このゲームが発売された直後、アイレムは倒産してしまう。
そのことと、単発タイトルで見た目がたいした売れそうにない感じだったため
かなり貴重なタイトルらしく、手に入れるのは当時から相当困難だったようだ。

まず、キャラクターデザインからして外している。
決して下手ではないんだが、好き嫌いの分かれる絵柄ではある。
かなり素朴でクセのあるデザインで、売れ筋を狙ったとは到底思えない。

マップチップなどのグラフィックもとても良いとは言えず、
まるでRPGツクールdante98を拡大して作ったかのようなドットの荒さやべた塗りには
愕然としてしまった。

だが、このゲームは「見た目とは裏腹に中身は秀逸」なのである。
PCエンジンのCD-ROMゲームでは、人海戦術でごまかしがきくために
逆パターンならば沢山のケースが存在するが、このようなケースは希と言っていい。

本作も多くのCD-ROMのRPGと同じくストーリー重視型なのだが、
実に演出のツボを押さえている。
ボス戦に於ける敵の動きや、イベント仕立ての戦闘など、見せ方が本当に上手いのだ。
一見するとSFC初期のようなちゃちくさい雰囲気なのだが
俄然見せ場となると台詞を喋ったり、暗転無しにアニメーション画面が展開したりと
とにかくイベントの演出に意外性があり、それが成功しているのである。
通常時の通行人の台詞がこなれていなかったり、見せ方がイマイチな部分もあるのだが、
それを考慮しても、渋みのあるグラフィックと演出は一見の価値があるほど独特で魅力的である。
特にビジュアルシーンに関しては、陰影とドットの使い方が絶妙で、同業者の多くはそれだけでも驚いたのではないだろうか。
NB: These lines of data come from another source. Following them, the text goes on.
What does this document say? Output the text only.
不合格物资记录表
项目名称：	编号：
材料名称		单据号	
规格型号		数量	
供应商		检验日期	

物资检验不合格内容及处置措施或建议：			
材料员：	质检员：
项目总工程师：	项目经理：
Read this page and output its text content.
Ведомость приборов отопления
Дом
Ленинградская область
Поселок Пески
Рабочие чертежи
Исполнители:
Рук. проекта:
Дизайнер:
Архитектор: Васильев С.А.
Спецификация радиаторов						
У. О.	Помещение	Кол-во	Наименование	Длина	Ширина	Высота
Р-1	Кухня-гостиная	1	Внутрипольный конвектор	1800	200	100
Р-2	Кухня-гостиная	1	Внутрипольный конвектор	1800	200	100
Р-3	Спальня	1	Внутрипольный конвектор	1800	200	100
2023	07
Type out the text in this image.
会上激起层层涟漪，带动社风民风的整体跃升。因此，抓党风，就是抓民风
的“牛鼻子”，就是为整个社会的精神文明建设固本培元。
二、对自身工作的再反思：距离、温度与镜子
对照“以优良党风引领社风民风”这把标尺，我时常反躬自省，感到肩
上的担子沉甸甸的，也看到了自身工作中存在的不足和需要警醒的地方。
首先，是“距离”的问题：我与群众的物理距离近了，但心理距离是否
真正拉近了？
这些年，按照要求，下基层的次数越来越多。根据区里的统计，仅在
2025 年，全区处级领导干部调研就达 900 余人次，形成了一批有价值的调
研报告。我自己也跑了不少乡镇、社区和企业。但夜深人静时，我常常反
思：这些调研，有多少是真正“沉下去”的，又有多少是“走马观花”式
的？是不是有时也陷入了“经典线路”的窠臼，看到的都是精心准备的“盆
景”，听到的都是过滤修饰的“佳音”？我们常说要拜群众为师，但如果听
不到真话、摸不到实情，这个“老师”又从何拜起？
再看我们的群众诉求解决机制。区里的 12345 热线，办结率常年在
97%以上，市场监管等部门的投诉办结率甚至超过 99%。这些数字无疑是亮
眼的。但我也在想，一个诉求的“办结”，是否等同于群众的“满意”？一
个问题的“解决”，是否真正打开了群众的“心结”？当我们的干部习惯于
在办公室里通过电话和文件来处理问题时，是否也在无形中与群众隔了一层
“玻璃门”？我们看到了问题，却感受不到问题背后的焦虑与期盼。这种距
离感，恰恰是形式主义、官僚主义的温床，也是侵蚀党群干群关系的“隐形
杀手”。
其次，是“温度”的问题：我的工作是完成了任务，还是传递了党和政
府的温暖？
ロード時間も画面切り替え時にちょっと待たされるぐらいで、戦闘&メニュー画面への切り替えは
ローディング無しなので、ストレスが溜まらない。
そういった核となる処理は非常にスピーディで好感が持てる。
戦闘時の演出が非常に良く、対面式だがFFのようになるたけグラフィカルに表現していて
ちょっと効果音が五月蠅い印象はあるが、非常に爽快(痛快)である。
メニュー画面についても、このころからやけにSFCを意識した物がPC-Eに増えてきていて
このゲームもそういう系統なのだが、PC-E特有の地味っぽさが払拭されていて使い勝手や見栄えが良い。

また、ダンジョン周りのギミックもかなり練り込まれていて、
エンカウントが多い感じはしたが、マンネリを感じることなく最後まで遊ぶことが出来る。

やはり本来シューティング畑の人間が今まで経験したことのないRPGを作ると、
既存の決まり事をぶち破るようなことを平気でやってきて、
その点で本作は成功していて、非常に新鮮味のあるゲーム。
恐らくここまで完成させるのに相当苦心したはずである。